It is caused by enabling the slp-vectorizer pass. Failing tests are the following.
https://github.com/fujitsu/compiler-test-suite/blob/main/Fortran/0105/0105_0... https://github.com/fujitsu/compiler-test-suite/blob/main/Fortran/0631/0631_0... https://github.com/fujitsu/compiler-test-suite/blob/main/Fortran/0631/0631_0...
Compiler flags are the following.
flang -O3 -mcpu=neoverse-v1 -msve-vector-bits=scalable -mllvm -scalable-vectorization=preferred -mllvm -treat-scalable-fixed-error-as-warning=false -mllvm -aarch64-enable-pipeliner -mllvm -pipeliner-mve-cg -DNDEBUG -fstack-arrays
0631_0051.f and 0631_0054.f seem to fail by miscompiling. Output of ot test execution differs form the expected one.
0105_0223.f90 fails by an assertion failure in the backend.
flang: llvm/include/llvm/CodeGen/SlotIndexes.h:626: void llvm::SlotIndexes::insertMBBInMaps(llvm::MachineBasicBlock*): Assertion `unsigned(mbb->getNumber()) == MBBRanges.size() && "Blocks must be added in order"' failed.
Thank you for pointing me in the right direction. I was able to reproduce the issue in my own environment as well. It appears that it's the combination of "-mllvm -aarch64-enable-pipeliner -mllvm -pipeliner-mve-cg" with "-fslp-vectorize" that is causing problems in this case. Based on my testing:
flang -O3 -mcpu=neoverse-v1 -mllvm -aarch64-enable-pipeliner -mllvm -pipeliner-mve-cg -fslp-vectorize 0105_0223.f90 <- broken flang -O3 -mcpu=neoverse-v1 -mllvm -aarch64-enable-pipeliner -mllvm -pipeliner-mve-cg -fno-slp-vectorize 0105_0223.f90 <- working flang -O3 -mcpu=neoverse-v1 -fslp-vectorize 0105_0223.f90 <- working flang -O3 -mcpu=neoverse-v1 0105_0223.f90 <- working (same as above, -fslp-vectorize is enabled by O3)
I've not had any prior experience with the two machine pipeliner flags in question, but I'll reach out to some people who should know more and try to determine where the issue is coming from.
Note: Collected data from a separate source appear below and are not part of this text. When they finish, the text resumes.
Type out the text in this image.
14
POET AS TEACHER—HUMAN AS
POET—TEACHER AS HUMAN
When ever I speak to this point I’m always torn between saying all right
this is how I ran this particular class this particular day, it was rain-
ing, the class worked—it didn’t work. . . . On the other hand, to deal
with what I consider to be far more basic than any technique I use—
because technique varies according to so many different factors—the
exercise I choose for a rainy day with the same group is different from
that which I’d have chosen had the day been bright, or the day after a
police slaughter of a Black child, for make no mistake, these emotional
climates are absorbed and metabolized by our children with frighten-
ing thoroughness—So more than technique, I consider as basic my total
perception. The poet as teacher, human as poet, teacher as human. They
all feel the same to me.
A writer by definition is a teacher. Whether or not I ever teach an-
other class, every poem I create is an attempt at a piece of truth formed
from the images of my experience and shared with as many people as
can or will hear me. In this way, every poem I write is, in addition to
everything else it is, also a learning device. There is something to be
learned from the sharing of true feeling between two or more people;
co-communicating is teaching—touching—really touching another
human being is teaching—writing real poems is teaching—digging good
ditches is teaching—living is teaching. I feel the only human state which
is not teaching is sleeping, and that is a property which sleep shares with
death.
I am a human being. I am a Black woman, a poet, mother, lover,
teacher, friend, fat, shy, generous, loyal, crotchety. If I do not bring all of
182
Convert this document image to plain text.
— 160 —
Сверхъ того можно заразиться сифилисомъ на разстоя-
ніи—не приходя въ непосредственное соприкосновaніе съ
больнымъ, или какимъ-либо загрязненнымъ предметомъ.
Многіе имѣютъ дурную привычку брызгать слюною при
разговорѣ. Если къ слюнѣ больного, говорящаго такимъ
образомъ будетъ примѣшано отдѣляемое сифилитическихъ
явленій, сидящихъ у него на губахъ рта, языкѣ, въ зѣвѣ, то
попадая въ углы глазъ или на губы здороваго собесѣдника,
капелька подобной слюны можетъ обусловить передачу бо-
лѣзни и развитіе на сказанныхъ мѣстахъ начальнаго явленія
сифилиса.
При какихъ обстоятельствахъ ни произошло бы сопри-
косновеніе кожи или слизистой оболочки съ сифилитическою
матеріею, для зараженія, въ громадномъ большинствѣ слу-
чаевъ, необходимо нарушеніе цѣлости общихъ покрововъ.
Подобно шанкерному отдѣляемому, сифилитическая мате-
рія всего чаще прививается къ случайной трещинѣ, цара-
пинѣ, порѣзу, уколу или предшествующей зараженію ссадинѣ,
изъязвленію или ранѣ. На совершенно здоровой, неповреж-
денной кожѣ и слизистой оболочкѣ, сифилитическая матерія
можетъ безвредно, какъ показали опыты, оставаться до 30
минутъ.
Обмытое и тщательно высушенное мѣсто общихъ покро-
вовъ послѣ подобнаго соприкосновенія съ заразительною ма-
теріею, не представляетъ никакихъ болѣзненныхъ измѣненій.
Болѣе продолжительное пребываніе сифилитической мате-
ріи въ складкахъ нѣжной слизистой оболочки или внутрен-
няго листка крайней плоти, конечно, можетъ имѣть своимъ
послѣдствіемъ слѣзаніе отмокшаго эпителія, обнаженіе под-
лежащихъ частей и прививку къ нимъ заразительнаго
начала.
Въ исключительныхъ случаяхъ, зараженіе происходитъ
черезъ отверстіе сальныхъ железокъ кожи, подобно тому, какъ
Overall I think the consensus in the flang community is that -O3 should behave the same way it does in clang, and since clang enables the slp-vectorizer by default then so should flang. I'm not sure whether an interaction with llvm backend flags such as this one here is reason enough to diverge from that, but I'll start a discussion and get some external opinions on that. I suppose it depends on whether the issue actually originates in the slp-vectorizer or in the pipeliner flags.
In the meantime, would you be able to determine whether the reasons for those flags being passed to your test suite in the first place are already covered by the slp-vectorizer? As in, does omitting "-mllvm -aarch64-enable-pipeliner -mllvm -pipeliner-mve-cg" actually achieve measurably worse results than leaving those in alongside "-fno-slp-vectorize"? If so then it will be a very useful datapoint for determining what the priority here should be.
Thanks, Kajetan